If you don’t have Node.js already installed on your machine, you can download and install it from the Node.js website. Once installed, you may verify your installation by typing the following on your command line/terminal.

npm -v

At the time of writing this, my npm version was 3.8.2.

To make use of the command line tools of Webpack, we’ll install it as a global module. Run the following command on your machine:

npm install webpack -g

The -g flag specifies the installation as global. Now let’s navigate to our project root directory and install all the dependencies for the project.

cd /path/to/angular2-quickstart-es6-webpack/
npm install

Once the installation is complete, all the dependencies specified in our package.json will be downloaded to node_modules/ folder.

webpack.config.js

This is our configuration file for Webpack. We have defined the entry point as public/src/index.js and it will resolve all the dependencies referenced by it recursively and the output bundle will be created as vendor.js at public/dist/ folder. This is the only file that we need to include in our HTML file.

The devtool: ‘source-map’ configuration generates source maps, which helps in the mapping of combined and minified source files to their original state, and is useful for debugging purposes.

The babel-loader configuration with es2015 preset is responsible for the transpilation task. If you want to know more about how to configure Babel with Webpack, here’s a great tutorial:

public/src/app/app.component.js

This file contains our visual component for our app, named AppComponent. ES6 does not support the annotation syntax that TypeScript uses for Angular 2 for representing class metadata. Instead it is done by defining a static get method called annotations inside the class and returning them as an array of objects.

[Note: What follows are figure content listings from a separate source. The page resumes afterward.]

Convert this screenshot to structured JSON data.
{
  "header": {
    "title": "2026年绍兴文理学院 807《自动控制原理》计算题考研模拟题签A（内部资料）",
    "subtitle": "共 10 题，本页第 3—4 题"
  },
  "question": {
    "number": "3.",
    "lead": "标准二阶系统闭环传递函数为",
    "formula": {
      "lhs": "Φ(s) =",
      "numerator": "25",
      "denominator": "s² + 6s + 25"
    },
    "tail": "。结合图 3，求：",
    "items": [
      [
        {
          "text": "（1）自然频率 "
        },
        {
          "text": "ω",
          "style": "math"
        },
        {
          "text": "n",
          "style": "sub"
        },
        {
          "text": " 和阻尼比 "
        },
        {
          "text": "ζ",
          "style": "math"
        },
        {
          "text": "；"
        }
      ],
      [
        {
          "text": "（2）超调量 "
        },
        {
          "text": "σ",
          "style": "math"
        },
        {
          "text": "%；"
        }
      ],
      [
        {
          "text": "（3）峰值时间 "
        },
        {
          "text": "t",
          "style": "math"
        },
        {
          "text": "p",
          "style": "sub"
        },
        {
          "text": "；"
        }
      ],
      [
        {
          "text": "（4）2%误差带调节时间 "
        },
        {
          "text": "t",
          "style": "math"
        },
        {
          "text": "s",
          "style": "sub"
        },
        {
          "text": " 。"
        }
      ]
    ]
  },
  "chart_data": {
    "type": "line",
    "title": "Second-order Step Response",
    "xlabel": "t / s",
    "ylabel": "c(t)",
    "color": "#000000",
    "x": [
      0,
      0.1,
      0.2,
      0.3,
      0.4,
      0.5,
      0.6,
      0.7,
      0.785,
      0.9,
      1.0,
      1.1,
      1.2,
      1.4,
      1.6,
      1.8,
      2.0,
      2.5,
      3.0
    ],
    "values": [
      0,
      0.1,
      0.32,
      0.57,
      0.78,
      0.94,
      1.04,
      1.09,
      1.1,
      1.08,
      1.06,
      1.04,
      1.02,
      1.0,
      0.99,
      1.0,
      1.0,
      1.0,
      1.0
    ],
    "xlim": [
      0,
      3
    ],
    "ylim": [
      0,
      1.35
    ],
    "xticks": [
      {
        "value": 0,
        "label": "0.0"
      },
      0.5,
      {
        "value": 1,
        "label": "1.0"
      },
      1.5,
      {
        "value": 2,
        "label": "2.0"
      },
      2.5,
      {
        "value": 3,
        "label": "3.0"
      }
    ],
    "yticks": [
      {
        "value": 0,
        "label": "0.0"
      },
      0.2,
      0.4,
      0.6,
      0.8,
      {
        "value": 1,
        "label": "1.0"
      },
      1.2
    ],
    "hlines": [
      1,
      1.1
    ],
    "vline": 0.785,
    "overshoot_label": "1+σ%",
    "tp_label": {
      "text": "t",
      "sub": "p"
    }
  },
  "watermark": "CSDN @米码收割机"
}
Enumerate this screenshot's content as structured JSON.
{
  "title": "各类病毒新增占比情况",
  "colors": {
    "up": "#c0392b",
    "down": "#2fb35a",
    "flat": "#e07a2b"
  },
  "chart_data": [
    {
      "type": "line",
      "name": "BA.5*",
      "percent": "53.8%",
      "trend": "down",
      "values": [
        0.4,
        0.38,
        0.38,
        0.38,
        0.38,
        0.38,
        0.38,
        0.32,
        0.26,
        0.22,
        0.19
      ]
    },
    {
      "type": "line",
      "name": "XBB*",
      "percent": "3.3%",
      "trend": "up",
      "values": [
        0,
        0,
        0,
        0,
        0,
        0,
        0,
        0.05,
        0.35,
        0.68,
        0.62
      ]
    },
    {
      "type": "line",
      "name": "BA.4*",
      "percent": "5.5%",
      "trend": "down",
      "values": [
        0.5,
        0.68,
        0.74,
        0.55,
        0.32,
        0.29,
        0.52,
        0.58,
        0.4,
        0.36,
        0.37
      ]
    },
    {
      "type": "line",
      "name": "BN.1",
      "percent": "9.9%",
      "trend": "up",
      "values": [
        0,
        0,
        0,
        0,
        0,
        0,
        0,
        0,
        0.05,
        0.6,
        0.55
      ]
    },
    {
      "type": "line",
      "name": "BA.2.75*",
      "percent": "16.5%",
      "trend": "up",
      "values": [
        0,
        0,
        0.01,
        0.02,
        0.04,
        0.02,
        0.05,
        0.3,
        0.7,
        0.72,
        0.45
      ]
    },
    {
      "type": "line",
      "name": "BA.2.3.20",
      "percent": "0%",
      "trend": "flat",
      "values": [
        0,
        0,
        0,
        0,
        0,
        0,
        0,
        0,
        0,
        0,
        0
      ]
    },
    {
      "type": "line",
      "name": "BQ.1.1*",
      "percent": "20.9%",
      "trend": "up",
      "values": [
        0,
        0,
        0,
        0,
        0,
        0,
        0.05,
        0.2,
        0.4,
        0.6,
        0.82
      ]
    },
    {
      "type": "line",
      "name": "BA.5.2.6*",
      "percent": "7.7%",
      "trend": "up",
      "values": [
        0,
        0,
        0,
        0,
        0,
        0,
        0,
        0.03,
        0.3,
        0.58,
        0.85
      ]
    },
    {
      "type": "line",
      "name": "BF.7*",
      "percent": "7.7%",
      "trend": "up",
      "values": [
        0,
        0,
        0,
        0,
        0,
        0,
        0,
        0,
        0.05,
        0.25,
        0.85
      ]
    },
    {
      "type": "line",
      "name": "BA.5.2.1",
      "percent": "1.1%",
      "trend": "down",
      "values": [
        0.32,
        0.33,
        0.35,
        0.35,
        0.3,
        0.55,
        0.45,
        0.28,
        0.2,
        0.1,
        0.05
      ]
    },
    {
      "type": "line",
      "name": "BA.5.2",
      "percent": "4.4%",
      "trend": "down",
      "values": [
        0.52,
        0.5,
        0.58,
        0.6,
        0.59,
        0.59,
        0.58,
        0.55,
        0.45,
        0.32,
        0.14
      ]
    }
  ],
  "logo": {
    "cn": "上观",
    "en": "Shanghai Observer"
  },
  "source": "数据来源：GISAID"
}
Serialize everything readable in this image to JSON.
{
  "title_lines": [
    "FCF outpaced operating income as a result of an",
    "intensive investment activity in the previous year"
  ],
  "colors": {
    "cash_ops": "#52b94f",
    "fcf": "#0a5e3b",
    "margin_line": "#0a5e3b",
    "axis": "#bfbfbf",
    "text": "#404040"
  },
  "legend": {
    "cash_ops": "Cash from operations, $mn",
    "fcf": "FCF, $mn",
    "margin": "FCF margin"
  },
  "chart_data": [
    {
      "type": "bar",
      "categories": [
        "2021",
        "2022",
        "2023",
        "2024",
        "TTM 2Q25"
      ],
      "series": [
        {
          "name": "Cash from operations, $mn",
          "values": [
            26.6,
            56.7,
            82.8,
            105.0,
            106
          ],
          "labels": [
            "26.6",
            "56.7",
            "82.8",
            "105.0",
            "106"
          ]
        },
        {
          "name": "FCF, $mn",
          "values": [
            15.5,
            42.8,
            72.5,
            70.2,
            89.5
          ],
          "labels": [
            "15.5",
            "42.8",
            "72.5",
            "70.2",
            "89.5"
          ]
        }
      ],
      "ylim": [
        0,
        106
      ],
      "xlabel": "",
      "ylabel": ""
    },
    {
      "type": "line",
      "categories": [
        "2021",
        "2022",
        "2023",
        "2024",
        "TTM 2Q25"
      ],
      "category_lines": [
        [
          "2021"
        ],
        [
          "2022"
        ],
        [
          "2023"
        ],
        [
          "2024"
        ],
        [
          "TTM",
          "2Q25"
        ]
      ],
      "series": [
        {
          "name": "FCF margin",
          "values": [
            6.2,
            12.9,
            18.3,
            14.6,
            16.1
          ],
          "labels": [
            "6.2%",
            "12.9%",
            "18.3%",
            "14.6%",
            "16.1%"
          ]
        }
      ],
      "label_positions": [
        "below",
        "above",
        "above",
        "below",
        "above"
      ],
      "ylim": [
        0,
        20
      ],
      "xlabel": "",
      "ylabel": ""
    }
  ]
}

The same behaviour can be achieved through defining a static property on the class named annotations.

public/src/app/main.js

This is where the bootstrapping logic of the app resides.

We could’ve added the bootstrapping logic to app.component.js, but instead we created a separate file called main.js. This is because a component’s responsibility is to present and manage a view, not launching the application. Those two are different concerns. Also this pattern helps in testability and reusability of the code as well.

public/src/index.js

This file is our entry point to Webpack.

Along with our main.js file, we’ll add all the libraries that were loaded using <script> tags in the index.html file in the original tutorial, and they’ll be loaded using Webpack’s script-loader plugin. The !!script! is a special flag that will inline the script in our bundle, equivalent to using a <script> tag in HTML.

Webpack reads this file, resolve all the dependencies referenced by it recursively and the outputs the bundled Javascript file.

index.html

This is the HTML page loaded by our browser.

Bundling of modules gets rid of all the <script> and <link> tags in our index.html file. Note that the public/dist/vendor.js file doesn’t exist yet. Our app is now complete and now we’ll go ahead and create the vendor.js file.

Creating the vendor.js file

To create the output bundle, navigate to your project root directory and run the Webpack command on your command line.

cd /path/to/angular2-quickstart-es6-webpack/
webpack --progress

If successful, two new files will be created inside public/dist/ directory, viz. vendor.js and vendor.js.map. The latter is the source map file.

Running the app

Assuming you are still in the project root directory, run the command

npm start

This will trigger the lite-server and it will load index.html on a browser window automatically. Now you should be able to see My First Angular 2 App on the browser window.